Two possibilities present themselves to this nonscholar. First, mandates are often constructed narrowly, prohibitions more broadly. Here, those who "shall be bound by an oath" are specifically defined to limit these governmental offices. The prohibition on religious tests -- relevant to the subject matter but carrying a different principle -- is applied to government power generally, but for the similar abstract purpose of limiting governmental power.

Second, would be interesting to see the original draft of the language -- clauses drafted by committee over many sessions often lose their internal coherence. See, e.g., damn-near every modern statute.

Tom Van Dyke said...

This is all moot since Torcaso anyway, though, but does give us a window into the religio-political landscape of the Founding era. Pace Kramnik & Moore's The Godless Constitution, now the Bible of the strict separationists, religion was left to the states.

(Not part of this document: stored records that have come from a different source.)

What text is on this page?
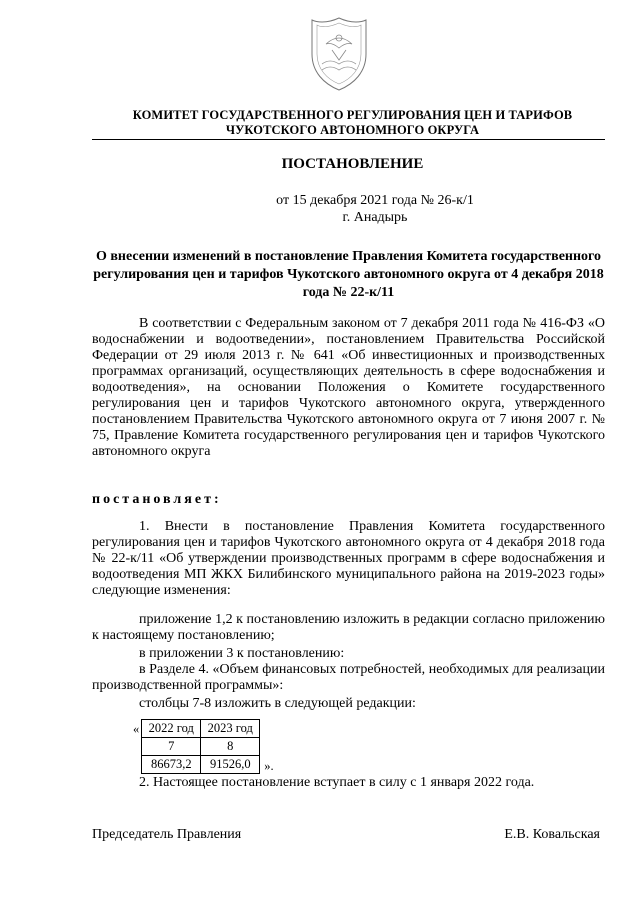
КОМИТЕТ ГОСУДАРСТВЕННОГО РЕГУЛИРОВАНИЯ ЦЕН И ТАРИФОВ
ЧУКОТСКОГО АВТОНОМНОГО ОКРУГА
ПОСТАНОВЛЕНИЕ
от 15 декабря 2021 года № 26-к/1
г. Анадырь
О внесении изменений в постановление Правления Комитета государственного регулирования цен и тарифов Чукотского автономного округа от 4 декабря 2018 года № 22-к/11
В соответствии с Федеральным законом от 7 декабря 2011 года № 416-ФЗ «О водоснабжении и водоотведении», постановлением Правительства Российской Федерации от 29 июля 2013 г. № 641 «Об инвестиционных и производственных программах организаций, осуществляющих деятельность в сфере водоснабжения и водоотведения», на основании Положения о Комитете государственного регулирования цен и тарифов Чукотского автономного округа, утвержденного постановлением Правительства Чукотского автономного округа от 7 июня 2007 г. № 75, Правление Комитета государственного регулирования цен и тарифов Чукотского автономного округа
постановляет:
1. Внести в постановление Правления Комитета государственного регулирования цен и тарифов Чукотского автономного округа от 4 декабря 2018 года № 22-к/11 «Об утверждении производственных программ в сфере водоснабжения и водоотведения МП ЖКХ Билибинского муниципального района на 2019-2023 годы» следующие изменения:
приложение 1,2 к постановлению изложить в редакции согласно приложению к настоящему постановлению;
в приложении 3 к постановлению:
в Разделе 4. «Объем финансовых потребностей, необходимых для реализации производственной программы»:
столбцы 7-8 изложить в следующей редакции:
« 2022 год	2023 год
7	8
86673,2	91526,0 ».
2. Настоящее постановление вступает в силу с 1 января 2022 года.
Председатель Правления	Е.В. Ковальская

I find Joseph Story's view reasonable, that the Constitution's RTC was designed to head off Christian intersectarian strife more than religion generally. As Seth points out, state officers, even electors, could be subject to religious tests, just not certain designated national "officers."

§ 1873. It was under a solemn consciousness of the dangers from ecclesiastical ambition, the bigotry of spiritual pride, and the intolerance of sects, thus exemplified in our domestic, as well as in foreign annals, that it was deemed advisable to exclude from the national government all power to act upon the subject. The situation, too, of the different states equally proclaimed the policy, as well as the necessity of such an exclusion.

In some of the states, episcopalians constituted the predominant sect; in others, presbyterians; in others, congregationalists; in others, quakers; and in others again, there was a close numerical rivalry among contending sects. It was impossible, that there should not arise perpetual strife and perpetual jealousy on the subject of ecclesiastical ascendancy, if the national government were left free to create a religious establishment. The only security was in extirpating the power. But this alone would have been an imperfect security, if it had not been followed up by a declaration of the right of the free exercise of religion, and a prohibition (as we have seen) of all religious tests.

Thus, the whole power over the subject of religion is left exclusively to the state governments, to be acted upon according to their own sense of justice, and the state constitutions; and the Catholic and the Protestant, the Calvinist and the Arminian, the Jew and the Infidel, may sit down at the common table of the national councils, without any inquisition into their faith, or mode of worship.